Washington D.C, MINA – Larangan perjalanan terbaru yang diterapkan oleh Presiden Amerika Serikat (AS) Donald Trump mulai berlaku efektif pada Senin (9/6). Kebijakan tersebut membatasi sepenuhnya akses masuk bagi warga dari 12 negara, sebagian besar berasal dari kawasan Afrika dan Timur Tengah.
Adapun 12 negara yang masuk dalam daftar larangan adalah: Afghanistan, Myanmar, Chad, Republik Kongo, Guinea, Eritrea, Haiti, Iran, Libya, Somalia, Sudan, dan Yaman sebagai negara dengan pembatasan penuh. Selain itu, pembatasan parsial diberlakukan terhadap warga dari Burundi, Kuba, Laos, Sierra Leone, Togo, Turkmenistan, dan Venezuela. Al-Jazeera melaporkan.

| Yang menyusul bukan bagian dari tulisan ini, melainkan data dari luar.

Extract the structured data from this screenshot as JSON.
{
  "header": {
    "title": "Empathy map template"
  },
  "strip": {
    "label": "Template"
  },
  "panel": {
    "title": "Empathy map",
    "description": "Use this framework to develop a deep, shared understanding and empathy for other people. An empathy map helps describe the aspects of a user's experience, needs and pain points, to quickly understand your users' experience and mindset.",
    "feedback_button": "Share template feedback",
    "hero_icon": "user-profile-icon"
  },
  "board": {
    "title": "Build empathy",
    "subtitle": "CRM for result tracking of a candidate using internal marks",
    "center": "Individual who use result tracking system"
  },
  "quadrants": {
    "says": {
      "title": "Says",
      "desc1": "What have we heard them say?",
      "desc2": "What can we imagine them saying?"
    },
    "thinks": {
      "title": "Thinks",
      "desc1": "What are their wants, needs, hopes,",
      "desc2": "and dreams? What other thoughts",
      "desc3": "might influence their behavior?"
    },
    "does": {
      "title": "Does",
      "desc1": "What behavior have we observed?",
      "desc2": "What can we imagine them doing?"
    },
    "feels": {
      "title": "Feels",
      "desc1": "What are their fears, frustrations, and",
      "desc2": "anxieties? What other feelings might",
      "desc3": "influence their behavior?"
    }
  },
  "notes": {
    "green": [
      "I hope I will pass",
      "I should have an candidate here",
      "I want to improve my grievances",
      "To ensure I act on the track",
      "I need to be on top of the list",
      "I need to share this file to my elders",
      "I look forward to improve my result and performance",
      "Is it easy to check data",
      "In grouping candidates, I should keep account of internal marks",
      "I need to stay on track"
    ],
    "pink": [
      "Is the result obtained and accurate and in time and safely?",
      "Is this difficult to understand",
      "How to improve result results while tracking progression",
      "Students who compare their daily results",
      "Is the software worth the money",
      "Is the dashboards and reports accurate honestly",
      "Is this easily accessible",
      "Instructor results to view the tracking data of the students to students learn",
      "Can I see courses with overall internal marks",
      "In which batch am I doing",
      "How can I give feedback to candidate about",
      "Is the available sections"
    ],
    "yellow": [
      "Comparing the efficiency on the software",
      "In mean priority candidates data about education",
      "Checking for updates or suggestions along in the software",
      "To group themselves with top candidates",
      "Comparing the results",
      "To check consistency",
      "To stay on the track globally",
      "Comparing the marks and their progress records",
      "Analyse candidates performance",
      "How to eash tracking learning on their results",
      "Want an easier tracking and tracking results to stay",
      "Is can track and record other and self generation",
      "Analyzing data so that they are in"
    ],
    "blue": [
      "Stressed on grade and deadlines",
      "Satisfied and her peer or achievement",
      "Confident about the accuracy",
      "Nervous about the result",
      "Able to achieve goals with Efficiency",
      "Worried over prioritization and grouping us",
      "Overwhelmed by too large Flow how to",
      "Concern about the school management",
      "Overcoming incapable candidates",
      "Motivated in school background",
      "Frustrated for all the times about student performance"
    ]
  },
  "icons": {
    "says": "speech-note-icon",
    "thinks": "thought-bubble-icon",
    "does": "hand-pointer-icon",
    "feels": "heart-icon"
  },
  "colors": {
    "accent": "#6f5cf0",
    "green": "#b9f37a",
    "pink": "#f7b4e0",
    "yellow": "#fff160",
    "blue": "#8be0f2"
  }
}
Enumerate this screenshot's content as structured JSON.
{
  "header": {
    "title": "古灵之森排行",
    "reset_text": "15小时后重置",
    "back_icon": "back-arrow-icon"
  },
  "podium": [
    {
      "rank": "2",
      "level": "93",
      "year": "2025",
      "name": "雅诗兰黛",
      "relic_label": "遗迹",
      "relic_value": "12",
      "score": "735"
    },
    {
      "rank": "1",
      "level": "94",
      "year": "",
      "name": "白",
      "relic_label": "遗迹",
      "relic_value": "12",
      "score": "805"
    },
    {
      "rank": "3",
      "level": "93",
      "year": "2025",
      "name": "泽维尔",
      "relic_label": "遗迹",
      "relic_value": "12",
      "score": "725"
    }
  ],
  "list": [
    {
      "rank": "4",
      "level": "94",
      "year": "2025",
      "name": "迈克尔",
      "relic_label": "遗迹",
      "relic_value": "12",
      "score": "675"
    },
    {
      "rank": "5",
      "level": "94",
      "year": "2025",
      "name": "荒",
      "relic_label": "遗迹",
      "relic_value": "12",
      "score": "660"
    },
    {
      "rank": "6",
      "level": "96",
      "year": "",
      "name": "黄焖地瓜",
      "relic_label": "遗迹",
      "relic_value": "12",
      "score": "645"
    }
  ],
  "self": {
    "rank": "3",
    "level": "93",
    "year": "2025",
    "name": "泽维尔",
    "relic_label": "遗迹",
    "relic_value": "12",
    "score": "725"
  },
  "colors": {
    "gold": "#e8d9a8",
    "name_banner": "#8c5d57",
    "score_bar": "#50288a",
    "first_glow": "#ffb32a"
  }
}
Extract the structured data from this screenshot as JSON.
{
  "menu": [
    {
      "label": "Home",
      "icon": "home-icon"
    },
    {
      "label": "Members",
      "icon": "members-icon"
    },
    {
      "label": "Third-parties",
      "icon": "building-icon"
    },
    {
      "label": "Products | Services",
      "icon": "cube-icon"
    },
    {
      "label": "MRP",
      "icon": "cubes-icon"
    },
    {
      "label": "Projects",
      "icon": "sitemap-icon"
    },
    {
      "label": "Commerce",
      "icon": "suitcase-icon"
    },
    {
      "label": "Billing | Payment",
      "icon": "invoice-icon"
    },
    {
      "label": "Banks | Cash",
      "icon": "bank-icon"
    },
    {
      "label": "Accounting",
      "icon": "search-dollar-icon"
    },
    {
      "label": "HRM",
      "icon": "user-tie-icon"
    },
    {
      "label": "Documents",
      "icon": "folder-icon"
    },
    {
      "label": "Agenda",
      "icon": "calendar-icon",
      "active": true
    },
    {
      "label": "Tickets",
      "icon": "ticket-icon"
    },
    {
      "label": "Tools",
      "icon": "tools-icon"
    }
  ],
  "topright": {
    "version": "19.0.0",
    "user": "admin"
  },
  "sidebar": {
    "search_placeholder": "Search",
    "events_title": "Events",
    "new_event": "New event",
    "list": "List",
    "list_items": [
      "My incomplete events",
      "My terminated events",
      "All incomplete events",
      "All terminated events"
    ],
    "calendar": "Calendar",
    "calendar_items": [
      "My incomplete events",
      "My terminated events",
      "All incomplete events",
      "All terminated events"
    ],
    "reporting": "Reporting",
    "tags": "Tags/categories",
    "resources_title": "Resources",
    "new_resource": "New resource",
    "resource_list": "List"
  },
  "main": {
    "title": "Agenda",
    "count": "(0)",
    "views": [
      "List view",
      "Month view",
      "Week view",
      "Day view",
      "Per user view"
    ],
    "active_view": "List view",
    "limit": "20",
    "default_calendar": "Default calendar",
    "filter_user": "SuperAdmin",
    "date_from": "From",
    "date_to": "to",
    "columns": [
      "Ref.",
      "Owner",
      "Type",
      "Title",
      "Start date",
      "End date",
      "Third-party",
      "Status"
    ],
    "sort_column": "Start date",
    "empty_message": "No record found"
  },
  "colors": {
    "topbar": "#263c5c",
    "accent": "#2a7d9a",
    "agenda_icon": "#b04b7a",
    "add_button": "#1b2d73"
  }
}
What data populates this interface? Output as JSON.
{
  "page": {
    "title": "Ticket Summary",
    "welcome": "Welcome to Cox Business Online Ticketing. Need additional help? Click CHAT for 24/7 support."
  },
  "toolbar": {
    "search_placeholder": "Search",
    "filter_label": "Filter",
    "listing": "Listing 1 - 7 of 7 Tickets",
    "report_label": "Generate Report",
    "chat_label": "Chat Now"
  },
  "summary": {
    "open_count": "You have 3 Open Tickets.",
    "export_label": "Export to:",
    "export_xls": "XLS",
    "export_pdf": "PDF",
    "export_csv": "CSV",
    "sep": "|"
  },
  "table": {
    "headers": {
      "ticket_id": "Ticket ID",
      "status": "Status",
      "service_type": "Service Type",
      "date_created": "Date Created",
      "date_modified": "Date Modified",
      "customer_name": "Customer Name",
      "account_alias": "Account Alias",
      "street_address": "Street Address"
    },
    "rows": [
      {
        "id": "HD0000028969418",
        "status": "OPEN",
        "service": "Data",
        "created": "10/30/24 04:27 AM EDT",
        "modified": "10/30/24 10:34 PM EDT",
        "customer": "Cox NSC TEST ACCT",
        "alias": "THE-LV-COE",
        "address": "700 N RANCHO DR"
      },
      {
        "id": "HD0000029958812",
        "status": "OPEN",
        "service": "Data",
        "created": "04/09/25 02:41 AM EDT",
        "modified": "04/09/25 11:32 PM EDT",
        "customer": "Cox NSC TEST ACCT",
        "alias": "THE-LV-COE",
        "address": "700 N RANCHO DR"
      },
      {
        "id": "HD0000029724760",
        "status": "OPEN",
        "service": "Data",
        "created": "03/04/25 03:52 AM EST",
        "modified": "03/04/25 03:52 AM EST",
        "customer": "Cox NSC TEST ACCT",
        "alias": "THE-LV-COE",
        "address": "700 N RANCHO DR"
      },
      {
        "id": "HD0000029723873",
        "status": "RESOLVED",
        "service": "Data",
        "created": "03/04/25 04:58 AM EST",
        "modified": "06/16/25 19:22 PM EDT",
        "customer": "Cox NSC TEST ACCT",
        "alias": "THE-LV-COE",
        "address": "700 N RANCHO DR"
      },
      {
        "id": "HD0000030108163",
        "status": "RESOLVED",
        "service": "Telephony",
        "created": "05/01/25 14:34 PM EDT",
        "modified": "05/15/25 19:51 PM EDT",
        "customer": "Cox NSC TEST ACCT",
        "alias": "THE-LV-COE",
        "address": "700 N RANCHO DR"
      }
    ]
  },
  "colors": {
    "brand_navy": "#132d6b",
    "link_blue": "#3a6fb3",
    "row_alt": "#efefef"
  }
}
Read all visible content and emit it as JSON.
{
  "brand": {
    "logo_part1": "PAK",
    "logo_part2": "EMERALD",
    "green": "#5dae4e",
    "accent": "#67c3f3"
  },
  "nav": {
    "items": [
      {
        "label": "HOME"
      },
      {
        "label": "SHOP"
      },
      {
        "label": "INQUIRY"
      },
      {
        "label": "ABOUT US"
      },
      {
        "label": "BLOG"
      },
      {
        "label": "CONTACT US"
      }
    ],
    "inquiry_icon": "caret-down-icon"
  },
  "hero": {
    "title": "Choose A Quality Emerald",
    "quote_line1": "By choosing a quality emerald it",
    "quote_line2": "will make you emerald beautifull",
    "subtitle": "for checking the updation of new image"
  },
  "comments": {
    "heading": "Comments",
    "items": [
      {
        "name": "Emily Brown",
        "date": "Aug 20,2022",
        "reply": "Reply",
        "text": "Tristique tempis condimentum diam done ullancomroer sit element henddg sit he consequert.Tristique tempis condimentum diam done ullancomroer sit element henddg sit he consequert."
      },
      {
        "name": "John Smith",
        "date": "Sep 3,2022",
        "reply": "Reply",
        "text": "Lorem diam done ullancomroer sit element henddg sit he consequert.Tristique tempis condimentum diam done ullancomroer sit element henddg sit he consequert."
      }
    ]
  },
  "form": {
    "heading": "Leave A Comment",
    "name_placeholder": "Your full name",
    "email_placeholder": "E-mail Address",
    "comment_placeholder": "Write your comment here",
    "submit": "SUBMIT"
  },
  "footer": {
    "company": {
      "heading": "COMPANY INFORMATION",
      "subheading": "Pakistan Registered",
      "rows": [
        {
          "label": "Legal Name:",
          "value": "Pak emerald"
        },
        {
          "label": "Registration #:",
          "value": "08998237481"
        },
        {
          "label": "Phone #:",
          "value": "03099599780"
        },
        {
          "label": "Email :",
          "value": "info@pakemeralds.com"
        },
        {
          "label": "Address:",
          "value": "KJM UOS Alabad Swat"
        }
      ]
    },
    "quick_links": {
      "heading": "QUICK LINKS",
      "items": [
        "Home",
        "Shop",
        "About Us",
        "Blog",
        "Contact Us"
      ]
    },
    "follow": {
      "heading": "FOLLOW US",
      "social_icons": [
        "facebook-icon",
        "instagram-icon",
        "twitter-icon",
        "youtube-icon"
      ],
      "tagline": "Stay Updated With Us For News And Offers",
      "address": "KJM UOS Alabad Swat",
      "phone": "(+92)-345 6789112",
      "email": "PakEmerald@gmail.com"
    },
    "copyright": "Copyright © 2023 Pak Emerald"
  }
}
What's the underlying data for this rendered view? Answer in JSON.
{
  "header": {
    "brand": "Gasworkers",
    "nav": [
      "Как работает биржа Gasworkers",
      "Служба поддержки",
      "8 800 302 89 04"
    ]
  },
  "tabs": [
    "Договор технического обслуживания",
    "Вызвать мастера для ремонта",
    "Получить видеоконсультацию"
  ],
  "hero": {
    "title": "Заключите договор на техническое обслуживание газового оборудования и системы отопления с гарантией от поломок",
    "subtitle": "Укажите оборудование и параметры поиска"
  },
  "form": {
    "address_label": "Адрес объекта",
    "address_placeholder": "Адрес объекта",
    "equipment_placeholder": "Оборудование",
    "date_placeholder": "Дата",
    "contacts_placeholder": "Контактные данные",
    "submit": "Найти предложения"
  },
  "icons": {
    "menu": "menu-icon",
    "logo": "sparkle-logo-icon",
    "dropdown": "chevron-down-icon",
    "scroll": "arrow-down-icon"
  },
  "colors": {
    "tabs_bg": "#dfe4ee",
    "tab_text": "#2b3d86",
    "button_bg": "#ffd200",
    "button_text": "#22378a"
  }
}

Kebijakan ini muncul lebih dari delapan tahun setelah larangan perjalanan pertama Trump pada 2017 yang sempat memicu kekacauan di bandara dan serangkaian sengketa hukum.
Meski lima negara dalam daftar terbaru bukan mayoritas Muslim, mayoritas negara yang terdampak adalah negara berkembang dengan populasi non-kulit putih.
Baca Juga: Aktivis Kapal Madleen Sebut Tidak Akan Melawan Meski Dibunuh Israel
Kebijakan ini menuai kritik luas dari berbagai pihak. Abby Maxman, Presiden Oxfam America, menyebut kebijakan ini sebagai langkah diskriminatif yang berupaya menstigmatisasi komunitas tertentu.
“Kebijakan ini tidak berkaitan dengan keamanan nasional, tetapi dengan menyebarkan kebencian dan memperburuk kondisi masyarakat yang membutuhkan perlindungan,” ujar Maxman seperti dikutip The Guardian.
Analis politik dan hubungan internasional, Mikhail Nyamweya memperkirakan kebijakan tersebut akan memperburuk isolasi negara-negara Afrika yang bergantung pada koneksi internasional untuk pendidikan dan peluang ekonomi.
Berbeda dengan larangan perjalanan tahun 2017 yang memicu protes besar dan dijuluki sebagai “Muslim Ban,” kebijakan terbaru ini disambut dengan reaksi publik yang relatif tenang.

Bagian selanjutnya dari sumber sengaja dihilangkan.